# Would these be too much...



## cmabooty (Jul 30, 2008)

...for a Gizmo?

http://www.rbhsound.com/wm30.shtml

Their high sensitivity gives me hope


----------



## craigsub (Sep 9, 2006)

How big is the room ? :scratchchin:


----------



## cmabooty (Jul 30, 2008)

13x17 maybe? 

They would be used for "tv volume". If my wife can't hear me talking to her from another room, the tv is too loud. Just trying to "clear up" the muddy dialogue i'm getting with the ****** built in TV speakers.


----------



## craigsub (Sep 9, 2006)

:thumbsup:I think you will LOVE Gizmo and those speakers in that application. :thumbsup:


----------



## imported_m-fine (Mar 15, 2008)

Yep, it should work fine. I hooked gizmo up to my simmilar sized and efficient Rocket 750 Ninja's and it drove them to decent levels in a larger room than yours.

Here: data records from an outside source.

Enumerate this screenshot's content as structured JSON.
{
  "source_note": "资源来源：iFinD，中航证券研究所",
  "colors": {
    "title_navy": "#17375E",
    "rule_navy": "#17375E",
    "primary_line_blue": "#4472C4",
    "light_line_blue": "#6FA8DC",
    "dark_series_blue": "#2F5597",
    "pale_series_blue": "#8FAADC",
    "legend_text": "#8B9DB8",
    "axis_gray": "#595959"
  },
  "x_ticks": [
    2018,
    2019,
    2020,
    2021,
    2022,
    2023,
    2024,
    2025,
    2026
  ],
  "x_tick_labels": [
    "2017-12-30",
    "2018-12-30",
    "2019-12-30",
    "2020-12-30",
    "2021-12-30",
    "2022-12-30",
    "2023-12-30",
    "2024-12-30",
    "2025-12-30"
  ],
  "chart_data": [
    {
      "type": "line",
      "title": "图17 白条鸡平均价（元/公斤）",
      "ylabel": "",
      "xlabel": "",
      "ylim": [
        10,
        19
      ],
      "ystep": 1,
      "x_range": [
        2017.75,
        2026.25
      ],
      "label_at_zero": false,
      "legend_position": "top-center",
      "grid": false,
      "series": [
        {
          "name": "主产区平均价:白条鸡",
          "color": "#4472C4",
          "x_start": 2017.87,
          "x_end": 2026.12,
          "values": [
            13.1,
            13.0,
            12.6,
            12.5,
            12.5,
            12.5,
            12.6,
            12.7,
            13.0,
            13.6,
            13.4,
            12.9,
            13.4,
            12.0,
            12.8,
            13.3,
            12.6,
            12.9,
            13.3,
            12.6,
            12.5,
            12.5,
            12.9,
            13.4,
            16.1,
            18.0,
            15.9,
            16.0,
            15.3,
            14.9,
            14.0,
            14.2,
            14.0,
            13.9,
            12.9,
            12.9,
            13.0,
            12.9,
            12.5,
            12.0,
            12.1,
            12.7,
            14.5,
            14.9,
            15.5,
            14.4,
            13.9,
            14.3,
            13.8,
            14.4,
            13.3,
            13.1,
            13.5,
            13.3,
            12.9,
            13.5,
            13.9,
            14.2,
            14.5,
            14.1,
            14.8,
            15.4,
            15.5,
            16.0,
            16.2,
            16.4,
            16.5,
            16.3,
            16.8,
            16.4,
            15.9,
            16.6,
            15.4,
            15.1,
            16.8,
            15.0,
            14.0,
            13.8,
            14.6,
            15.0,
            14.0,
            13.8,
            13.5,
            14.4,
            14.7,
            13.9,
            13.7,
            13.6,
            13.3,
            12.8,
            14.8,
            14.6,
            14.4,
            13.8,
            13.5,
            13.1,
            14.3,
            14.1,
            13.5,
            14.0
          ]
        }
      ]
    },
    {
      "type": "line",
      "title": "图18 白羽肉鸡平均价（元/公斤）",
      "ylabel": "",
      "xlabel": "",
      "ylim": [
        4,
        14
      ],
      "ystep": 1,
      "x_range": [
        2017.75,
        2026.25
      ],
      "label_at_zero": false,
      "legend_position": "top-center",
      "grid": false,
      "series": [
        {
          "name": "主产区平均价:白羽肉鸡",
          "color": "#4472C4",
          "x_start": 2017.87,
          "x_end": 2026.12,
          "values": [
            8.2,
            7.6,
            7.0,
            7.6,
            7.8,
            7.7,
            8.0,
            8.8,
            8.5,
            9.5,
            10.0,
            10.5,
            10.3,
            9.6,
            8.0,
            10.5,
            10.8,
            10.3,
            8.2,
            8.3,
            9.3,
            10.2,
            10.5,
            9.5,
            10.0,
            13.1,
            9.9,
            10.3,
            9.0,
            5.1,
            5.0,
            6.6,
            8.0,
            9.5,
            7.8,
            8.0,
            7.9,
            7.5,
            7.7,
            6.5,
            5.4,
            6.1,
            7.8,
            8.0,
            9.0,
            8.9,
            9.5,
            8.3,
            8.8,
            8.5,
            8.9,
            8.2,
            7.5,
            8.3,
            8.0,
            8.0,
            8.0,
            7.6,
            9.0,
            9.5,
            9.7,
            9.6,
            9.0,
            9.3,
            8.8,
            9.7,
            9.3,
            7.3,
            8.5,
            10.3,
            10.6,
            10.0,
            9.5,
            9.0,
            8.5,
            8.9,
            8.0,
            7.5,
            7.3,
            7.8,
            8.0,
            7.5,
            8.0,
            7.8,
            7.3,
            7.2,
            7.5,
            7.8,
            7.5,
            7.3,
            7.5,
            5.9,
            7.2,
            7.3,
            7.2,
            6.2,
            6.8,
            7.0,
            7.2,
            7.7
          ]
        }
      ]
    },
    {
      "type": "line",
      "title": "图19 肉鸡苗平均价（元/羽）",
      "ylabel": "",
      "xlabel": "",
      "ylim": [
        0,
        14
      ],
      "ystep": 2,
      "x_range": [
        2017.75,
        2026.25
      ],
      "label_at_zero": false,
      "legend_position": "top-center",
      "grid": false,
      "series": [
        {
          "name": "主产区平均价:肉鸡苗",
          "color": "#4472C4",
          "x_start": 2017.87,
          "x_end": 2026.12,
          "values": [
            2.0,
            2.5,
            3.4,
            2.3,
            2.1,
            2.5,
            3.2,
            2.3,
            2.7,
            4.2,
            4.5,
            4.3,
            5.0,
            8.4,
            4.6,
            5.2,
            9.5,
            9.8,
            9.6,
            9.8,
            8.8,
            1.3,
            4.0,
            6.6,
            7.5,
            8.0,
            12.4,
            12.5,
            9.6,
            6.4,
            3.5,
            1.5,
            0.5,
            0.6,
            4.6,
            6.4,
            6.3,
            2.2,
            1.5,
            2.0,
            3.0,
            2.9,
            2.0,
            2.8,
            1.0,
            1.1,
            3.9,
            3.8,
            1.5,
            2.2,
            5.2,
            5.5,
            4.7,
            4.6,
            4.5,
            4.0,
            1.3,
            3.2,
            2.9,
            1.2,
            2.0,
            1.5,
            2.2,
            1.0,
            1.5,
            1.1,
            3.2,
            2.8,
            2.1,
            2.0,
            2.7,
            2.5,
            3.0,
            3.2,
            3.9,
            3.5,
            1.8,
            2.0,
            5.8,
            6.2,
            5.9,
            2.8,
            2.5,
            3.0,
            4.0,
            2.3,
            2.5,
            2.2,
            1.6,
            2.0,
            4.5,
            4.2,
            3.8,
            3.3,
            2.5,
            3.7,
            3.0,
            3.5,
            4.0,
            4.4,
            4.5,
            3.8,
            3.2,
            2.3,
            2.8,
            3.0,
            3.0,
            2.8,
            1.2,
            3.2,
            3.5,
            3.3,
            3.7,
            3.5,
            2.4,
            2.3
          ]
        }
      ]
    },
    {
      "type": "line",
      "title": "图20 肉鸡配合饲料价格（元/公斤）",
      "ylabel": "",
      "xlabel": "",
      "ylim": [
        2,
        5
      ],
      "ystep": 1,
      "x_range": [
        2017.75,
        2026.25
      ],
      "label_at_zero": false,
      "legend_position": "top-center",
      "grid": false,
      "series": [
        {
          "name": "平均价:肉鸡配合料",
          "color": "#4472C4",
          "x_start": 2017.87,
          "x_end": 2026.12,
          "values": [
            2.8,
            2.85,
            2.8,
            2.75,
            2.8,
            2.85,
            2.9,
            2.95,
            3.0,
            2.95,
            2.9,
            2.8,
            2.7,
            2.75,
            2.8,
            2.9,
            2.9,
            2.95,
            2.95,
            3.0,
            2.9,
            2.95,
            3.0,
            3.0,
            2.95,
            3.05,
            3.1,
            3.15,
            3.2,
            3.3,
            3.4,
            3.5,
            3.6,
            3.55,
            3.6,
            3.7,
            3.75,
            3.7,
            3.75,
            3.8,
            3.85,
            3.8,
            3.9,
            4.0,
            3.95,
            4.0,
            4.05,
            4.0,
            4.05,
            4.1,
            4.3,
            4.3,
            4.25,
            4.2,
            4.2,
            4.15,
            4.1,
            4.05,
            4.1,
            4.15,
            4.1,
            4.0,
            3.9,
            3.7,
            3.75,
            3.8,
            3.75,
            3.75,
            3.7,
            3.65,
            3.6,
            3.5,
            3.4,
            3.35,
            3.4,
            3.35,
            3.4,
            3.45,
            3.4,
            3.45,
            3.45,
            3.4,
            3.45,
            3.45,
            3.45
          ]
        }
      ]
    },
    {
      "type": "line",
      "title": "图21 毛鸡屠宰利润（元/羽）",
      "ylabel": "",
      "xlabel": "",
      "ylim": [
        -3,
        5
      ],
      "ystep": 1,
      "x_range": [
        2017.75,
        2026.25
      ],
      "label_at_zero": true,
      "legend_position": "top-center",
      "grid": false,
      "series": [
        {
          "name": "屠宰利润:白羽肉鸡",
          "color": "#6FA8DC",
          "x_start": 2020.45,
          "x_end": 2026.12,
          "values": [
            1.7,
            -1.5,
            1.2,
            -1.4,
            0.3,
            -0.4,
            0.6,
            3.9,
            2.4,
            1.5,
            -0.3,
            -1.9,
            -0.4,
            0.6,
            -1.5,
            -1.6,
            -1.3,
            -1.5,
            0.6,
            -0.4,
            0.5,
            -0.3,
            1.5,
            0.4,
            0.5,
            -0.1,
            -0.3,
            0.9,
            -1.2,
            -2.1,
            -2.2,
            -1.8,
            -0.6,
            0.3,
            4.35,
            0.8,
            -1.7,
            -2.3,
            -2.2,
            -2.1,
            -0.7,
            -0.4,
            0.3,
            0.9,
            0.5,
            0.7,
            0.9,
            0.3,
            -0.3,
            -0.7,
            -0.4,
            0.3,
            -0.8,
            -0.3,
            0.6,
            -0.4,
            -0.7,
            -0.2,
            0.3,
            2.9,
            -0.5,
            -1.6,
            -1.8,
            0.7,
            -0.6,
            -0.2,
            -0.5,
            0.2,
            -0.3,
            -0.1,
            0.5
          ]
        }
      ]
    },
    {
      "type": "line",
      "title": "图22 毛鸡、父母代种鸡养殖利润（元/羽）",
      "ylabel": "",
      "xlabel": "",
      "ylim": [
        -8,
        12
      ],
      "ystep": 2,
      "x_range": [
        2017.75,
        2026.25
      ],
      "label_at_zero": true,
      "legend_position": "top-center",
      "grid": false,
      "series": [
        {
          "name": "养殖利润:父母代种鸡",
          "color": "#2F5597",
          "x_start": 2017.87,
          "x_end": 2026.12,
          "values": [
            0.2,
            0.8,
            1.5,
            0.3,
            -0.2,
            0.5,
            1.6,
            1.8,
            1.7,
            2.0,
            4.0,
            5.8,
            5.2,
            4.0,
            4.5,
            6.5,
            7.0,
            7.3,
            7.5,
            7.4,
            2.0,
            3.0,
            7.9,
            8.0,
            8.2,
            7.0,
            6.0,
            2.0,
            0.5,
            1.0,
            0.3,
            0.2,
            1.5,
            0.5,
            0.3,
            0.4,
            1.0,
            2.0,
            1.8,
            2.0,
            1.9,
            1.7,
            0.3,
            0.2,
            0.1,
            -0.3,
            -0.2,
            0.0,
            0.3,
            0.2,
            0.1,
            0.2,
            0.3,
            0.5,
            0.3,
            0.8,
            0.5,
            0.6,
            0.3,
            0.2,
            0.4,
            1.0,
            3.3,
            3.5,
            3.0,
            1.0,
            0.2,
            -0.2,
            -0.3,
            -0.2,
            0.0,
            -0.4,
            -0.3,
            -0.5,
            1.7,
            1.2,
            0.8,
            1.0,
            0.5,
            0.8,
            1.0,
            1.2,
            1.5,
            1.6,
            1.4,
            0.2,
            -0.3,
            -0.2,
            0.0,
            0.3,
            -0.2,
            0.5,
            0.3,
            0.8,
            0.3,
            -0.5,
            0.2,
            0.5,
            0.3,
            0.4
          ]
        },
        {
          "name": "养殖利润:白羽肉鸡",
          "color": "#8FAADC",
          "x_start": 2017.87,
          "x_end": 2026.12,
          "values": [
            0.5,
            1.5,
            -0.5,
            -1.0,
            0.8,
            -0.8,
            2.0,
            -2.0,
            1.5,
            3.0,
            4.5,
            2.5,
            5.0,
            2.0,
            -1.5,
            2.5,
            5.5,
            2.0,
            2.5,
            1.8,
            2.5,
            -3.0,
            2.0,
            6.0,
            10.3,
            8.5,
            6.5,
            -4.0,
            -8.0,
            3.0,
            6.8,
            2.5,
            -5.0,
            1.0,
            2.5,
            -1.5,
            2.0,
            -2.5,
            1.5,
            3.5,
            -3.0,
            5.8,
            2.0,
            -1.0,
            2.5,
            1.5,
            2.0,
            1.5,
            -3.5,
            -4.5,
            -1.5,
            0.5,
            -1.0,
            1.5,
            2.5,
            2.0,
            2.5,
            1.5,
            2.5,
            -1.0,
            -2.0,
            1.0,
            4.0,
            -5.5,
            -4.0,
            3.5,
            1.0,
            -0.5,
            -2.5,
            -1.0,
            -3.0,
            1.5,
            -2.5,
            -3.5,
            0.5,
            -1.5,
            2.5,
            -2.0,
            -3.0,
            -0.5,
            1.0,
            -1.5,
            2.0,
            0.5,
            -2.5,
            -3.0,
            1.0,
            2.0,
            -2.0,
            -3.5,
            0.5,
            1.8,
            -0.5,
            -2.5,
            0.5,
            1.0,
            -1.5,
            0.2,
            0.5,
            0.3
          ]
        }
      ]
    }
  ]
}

Not real rock the house loud but certainly "TV level".


----------



## cmabooty (Jul 30, 2008)

Thanks guys.

It wouldn't have done me much good to put the TV on the wall with the speakers, route the wires inside, etc if i had to put a monster shelf for a Denon receiver or something like that under the tv.

The wife should be able to handle a tiny Gizmo sized shelf though 

Excellent...


----------